There is good news and bad news about English today. If you are a native speaker then the news is good. English is the global language today and its lead over all others is growing not shrinking. French has been a competitor in diplomacy and also at the Olympics but its importance is receding. Chinese may be a competitor in the future but it is just too darned hard for most people to learn. Trust me. I study Chinese.
The bad news for English is that even here in the U.S. many people struggle with it. The chart below shows the language spoken at home by those over age five. Spanish as a home language is growing rapidly. At the same time however, enrollment in adult English literacy programs which get Federal funds has been dropping since 2004. We have to do better here.
A second problem is English is not the easiest language to teach certain subjects in, like math to young people. The chart at the bottom shows how learning to count can be simple in some languages (‘ten-seven’ for 17, for instance) compared to English (‘seventeen’). Some studies now put part of the blame for below average results for very young children mastering advanced multi-digit addition and subtraction problems on English.

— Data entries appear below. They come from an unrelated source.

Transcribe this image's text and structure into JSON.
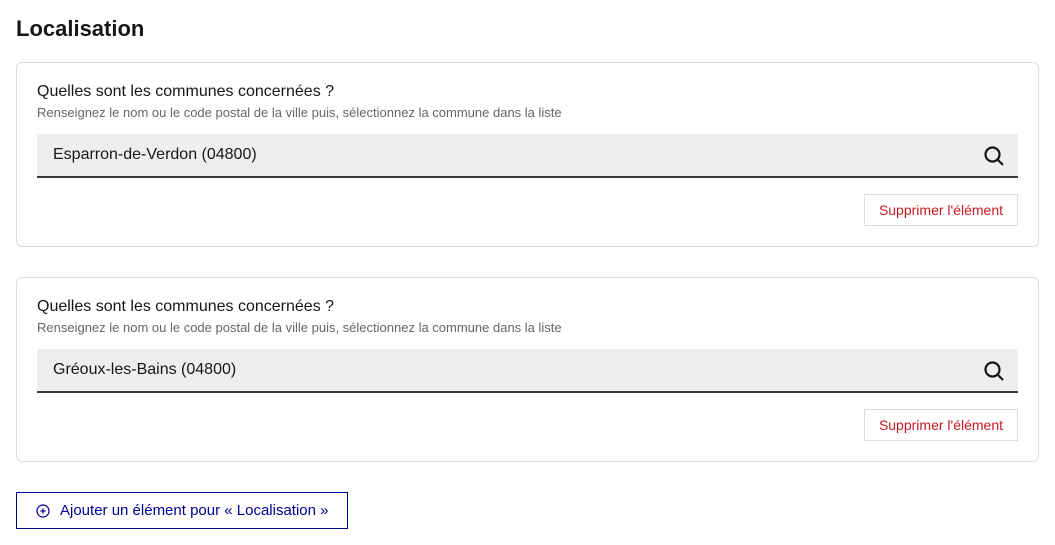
{
  "section": {
    "title": "Localisation"
  },
  "items": [
    {
      "label": "Quelles sont les communes concernées ?",
      "help": "Renseignez le nom ou le code postal de la ville puis, sélectionnez la commune dans la liste",
      "value": "Esparron-de-Verdon (04800)",
      "delete_label": "Supprimer l'élément"
    },
    {
      "label": "Quelles sont les communes concernées ?",
      "help": "Renseignez le nom ou le code postal de la ville puis, sélectionnez la commune dans la liste",
      "value": "Gréoux-les-Bains (04800)",
      "delete_label": "Supprimer l'élément"
    }
  ],
  "add_button": {
    "label": "Ajouter un élément pour « Localisation »"
  }
}
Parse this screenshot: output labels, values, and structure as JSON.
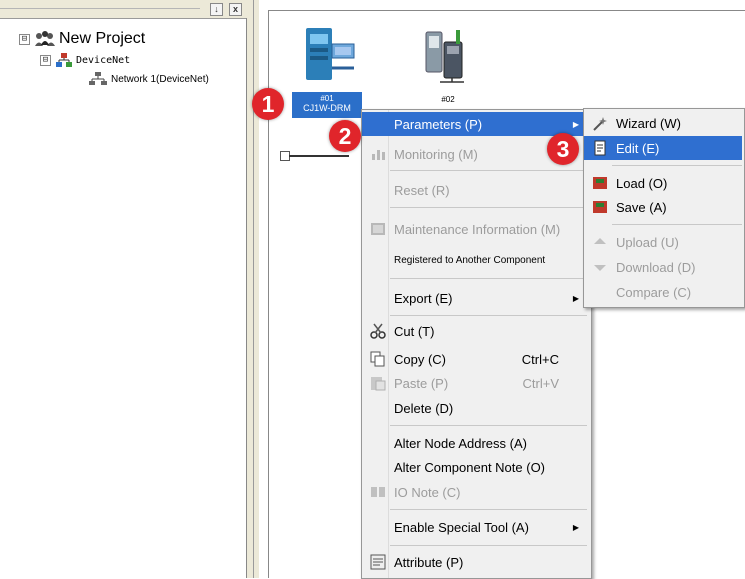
{
  "tree": {
    "root_label": "New Project",
    "devicenet_label": "DeviceNet",
    "network_label": "Network 1(DeviceNet)",
    "expand_root": "⊟",
    "expand_devicenet": "⊟",
    "close_glyph": "x",
    "pin_glyph": "↓"
  },
  "canvas": {
    "node1": {
      "number": "#01",
      "model": "CJ1W-DRM"
    },
    "node2": {
      "number": "#02"
    }
  },
  "context_menu": {
    "items": [
      {
        "label": "Parameters (P)",
        "submenu": true,
        "highlighted": true
      },
      {
        "label": "Monitoring (M)",
        "disabled": true
      },
      {
        "label": "Reset (R)",
        "disabled": true
      },
      {
        "label": "Maintenance Information (M)",
        "disabled": true
      },
      {
        "label": "Registered to Another Component"
      },
      {
        "label": "Export (E)",
        "submenu": true
      },
      {
        "label": "Cut (T)"
      },
      {
        "label": "Copy (C)",
        "shortcut": "Ctrl+C"
      },
      {
        "label": "Paste (P)",
        "shortcut": "Ctrl+V",
        "disabled": true
      },
      {
        "label": "Delete (D)"
      },
      {
        "label": "Alter Node Address (A)"
      },
      {
        "label": "Alter Component Note (O)"
      },
      {
        "label": "IO Note (C)",
        "disabled": true
      },
      {
        "label": "Enable Special Tool (A)",
        "submenu": true
      },
      {
        "label": "Attribute (P)"
      }
    ]
  },
  "submenu": {
    "items": [
      {
        "label": "Wizard (W)"
      },
      {
        "label": "Edit (E)",
        "highlighted": true
      },
      {
        "label": "Load (O)"
      },
      {
        "label": "Save (A)"
      },
      {
        "label": "Upload (U)",
        "disabled": true
      },
      {
        "label": "Download (D)",
        "disabled": true
      },
      {
        "label": "Compare (C)",
        "disabled": true
      }
    ]
  },
  "step_badges": [
    "1",
    "2",
    "3"
  ],
  "colors": {
    "highlight": "#2f6fd0",
    "badge": "#e0252b",
    "node_selection": "#2b6fc9"
  },
  "icons": [
    "project-icon",
    "devicenet-icon",
    "network-icon",
    "node1-device-icon",
    "node2-device-icon",
    "monitoring-icon",
    "maintenance-icon",
    "cut-icon",
    "copy-icon",
    "paste-icon",
    "io-note-icon",
    "attribute-icon",
    "wizard-icon",
    "edit-icon",
    "load-icon",
    "save-icon",
    "upload-icon",
    "download-icon"
  ]
}
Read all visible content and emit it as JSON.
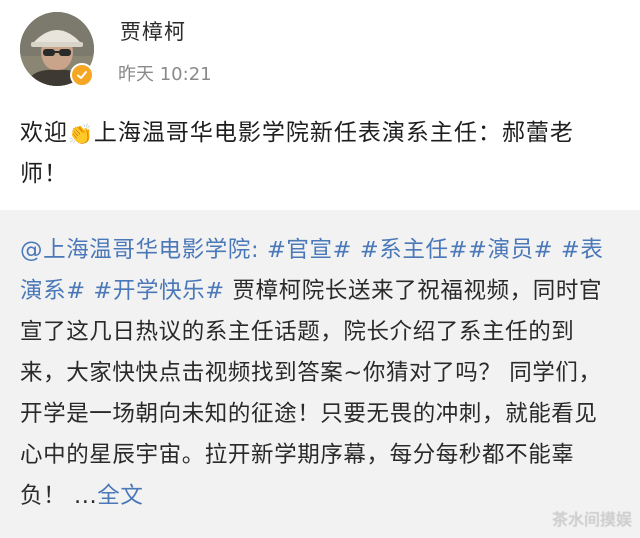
{
  "user": {
    "name": "贾樟柯",
    "time": "昨天 10:21",
    "verified": true,
    "verified_color": "#f5a623"
  },
  "post": {
    "text_before_emoji": "欢迎",
    "emoji": "👏",
    "text_after_emoji": "上海温哥华电影学院新任表演系主任：郝蕾老师！"
  },
  "repost": {
    "mention": "@上海温哥华电影学院",
    "colon": ": ",
    "hashtags": [
      "#官宣#",
      "#系主任#",
      "#演员#",
      "#表演系#",
      "#开学快乐#"
    ],
    "body": " 贾樟柯院长送来了祝福视频，同时官宣了这几日热议的系主任话题，院长介绍了系主任的到来，大家快快点击视频找到答案~你猜对了吗？ 同学们，开学是一场朝向未知的征途！只要无畏的冲刺，就能看见心中的星辰宇宙。拉开新学期序幕，每分每秒都不能辜负！ ",
    "ellipsis": "...",
    "more_link": "全文"
  },
  "watermark": "茶水间摸娱",
  "colors": {
    "link": "#4a78b8",
    "card_bg": "#f2f2f2",
    "time_text": "#8a8a8a"
  }
}
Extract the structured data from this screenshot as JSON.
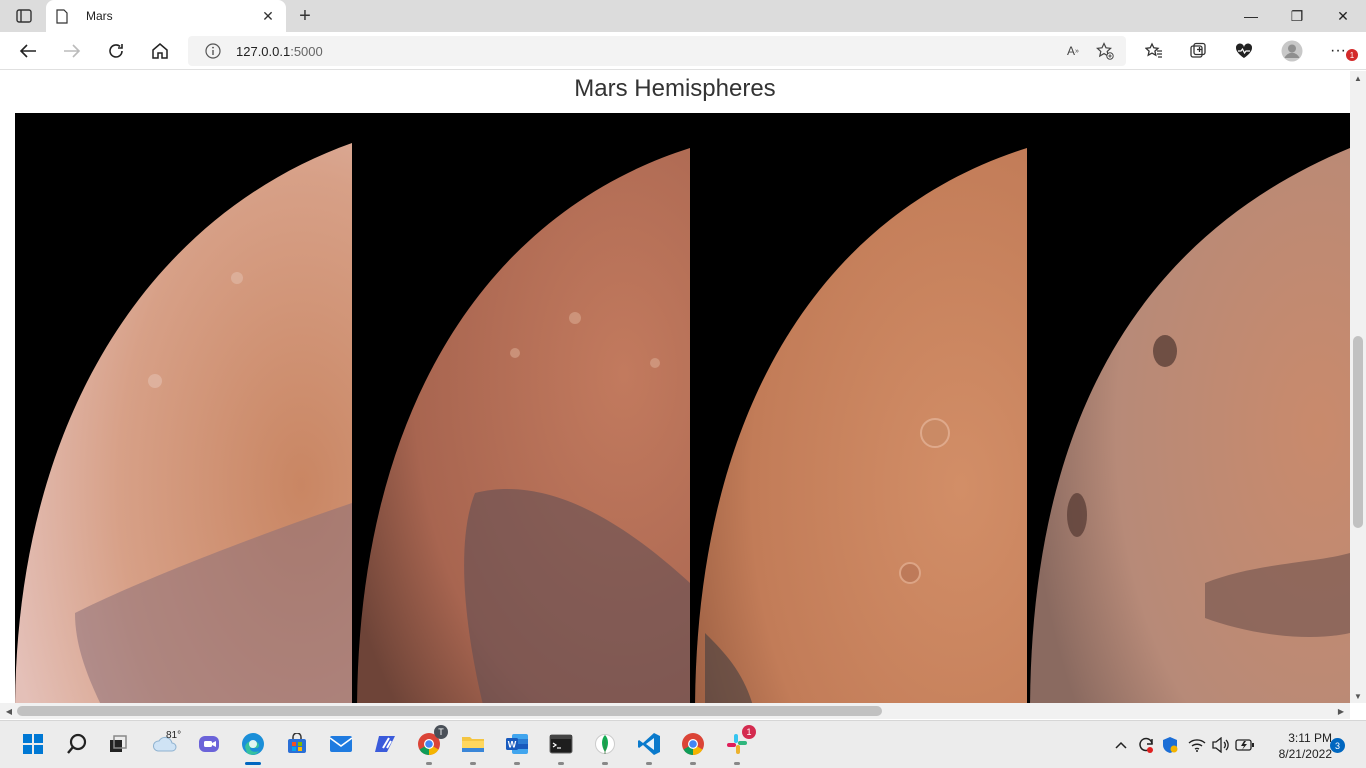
{
  "browser": {
    "tab_title": "Mars",
    "url_host": "127.0.0.1",
    "url_port": ":5000",
    "notification_count": "1"
  },
  "page": {
    "title": "Mars Hemispheres",
    "hemispheres": [
      {
        "icon": "mars-hemisphere-image"
      },
      {
        "icon": "mars-hemisphere-image"
      },
      {
        "icon": "mars-hemisphere-image"
      },
      {
        "icon": "mars-hemisphere-image"
      }
    ]
  },
  "taskbar": {
    "weather_temp": "81°",
    "chrome_profile_letter": "T",
    "slack_badge": "1",
    "time": "3:11 PM",
    "date": "8/21/2022",
    "notification_count": "3",
    "apps": [
      "start-icon",
      "search-icon",
      "task-view-icon",
      "weather-icon",
      "teams-chat-icon",
      "edge-icon",
      "store-icon",
      "mail-icon",
      "power-automate-icon",
      "chrome-icon",
      "file-explorer-icon",
      "word-icon",
      "terminal-icon",
      "mongodb-icon",
      "vscode-icon",
      "chrome-icon",
      "slack-icon"
    ]
  },
  "colors": {
    "accent": "#0067c0",
    "mars_light": "#d9936e",
    "mars_dark": "#8a5a4a",
    "badge_red": "#d42b2b"
  }
}
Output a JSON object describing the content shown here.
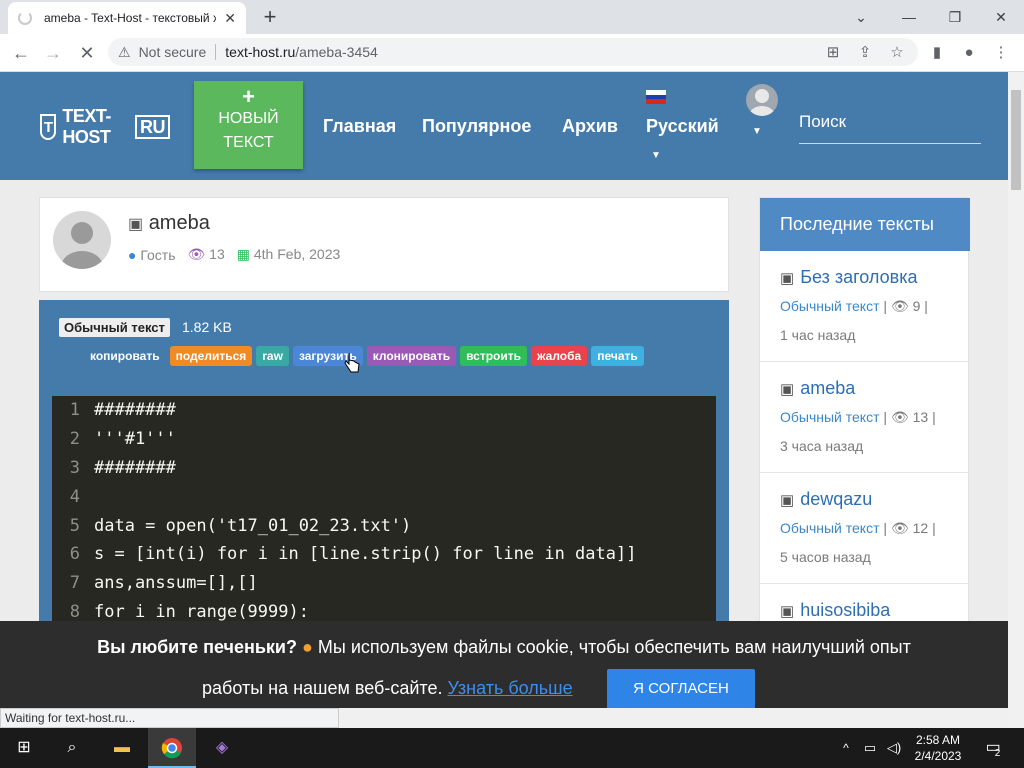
{
  "browser": {
    "tab_title": "ameba - Text-Host - текстовый х",
    "not_secure": "Not secure",
    "url_host": "text-host.ru",
    "url_path": "/ameba-3454"
  },
  "site": {
    "logo_text": "TEXT-HOST",
    "logo_ru": "RU",
    "new_text_label": "НОВЫЙ ТЕКСТ",
    "nav": [
      "Главная",
      "Популярное",
      "Архив",
      "Русский"
    ],
    "search_placeholder": "Поиск"
  },
  "paste": {
    "title": "ameba",
    "author": "Гость",
    "views": "13",
    "date": "4th Feb, 2023",
    "type": "Обычный текст",
    "size": "1.82 KB",
    "actions": [
      {
        "label": "копировать",
        "color": "#457bab"
      },
      {
        "label": "поделиться",
        "color": "#f08a24"
      },
      {
        "label": "raw",
        "color": "#39a9a4"
      },
      {
        "label": "загрузить",
        "color": "#4c86d6"
      },
      {
        "label": "клонировать",
        "color": "#9b59b6"
      },
      {
        "label": "встроить",
        "color": "#2ebd59"
      },
      {
        "label": "жалоба",
        "color": "#e8424c"
      },
      {
        "label": "печать",
        "color": "#3fb1e0"
      }
    ],
    "code_lines": [
      {
        "n": "1",
        "text": "########"
      },
      {
        "n": "2",
        "text": "'''#1'''"
      },
      {
        "n": "3",
        "text": "########"
      },
      {
        "n": "4",
        "text": ""
      },
      {
        "n": "5",
        "text": "data = open('t17_01_02_23.txt')"
      },
      {
        "n": "6",
        "text": "s = [int(i) for i in [line.strip() for line in data]]"
      },
      {
        "n": "7",
        "text": "ans,anssum=[],[]"
      },
      {
        "n": "8",
        "text": "for i in range(9999):"
      }
    ]
  },
  "sidebar": {
    "heading": "Последние тексты",
    "items": [
      {
        "title": "Без заголовка",
        "type": "Обычный текст",
        "views": "9",
        "time": "1 час назад"
      },
      {
        "title": "ameba",
        "type": "Обычный текст",
        "views": "13",
        "time": "3 часа назад"
      },
      {
        "title": "dewqazu",
        "type": "Обычный текст",
        "views": "12",
        "time": "5 часов назад"
      },
      {
        "title": "huisosibiba",
        "type": "",
        "views": "",
        "time": ""
      }
    ]
  },
  "cookie": {
    "question": "Вы любите печеньки?",
    "message_1": "Мы используем файлы cookie, чтобы обеспечить вам наилучший опыт",
    "message_2": "работы на нашем веб-сайте.",
    "learn_more": "Узнать больше",
    "agree": "Я СОГЛАСЕН"
  },
  "status_bar": "Waiting for text-host.ru...",
  "taskbar": {
    "time": "2:58 AM",
    "date": "2/4/2023",
    "notifications": "2"
  }
}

A final problem is, how do companies around the world and U.S. adopt a global language? One of my early stock research trips in the mid-1990s was to Indonesia. The 1000-person Nestle team there was headed by a Philippino who dealt with his Indonesian staff in English. Both he and the Indonesians were dealing in a non-native tongue while also dealing with the many cultural differences between their countries and the home office in Switzerland. Complicated.
Some companies have decided to roll out English as their universal language all at once – cold turkey. The Japanese e-commerce company Rakuten, the German software company SAP and the Chinese tech company Lenovo have all tried this. Others have tried rolling out English sequentially or a little bit at a time, like Orange, the former France Telecom. But any way you do it, changing how you communicate is going to be hard work.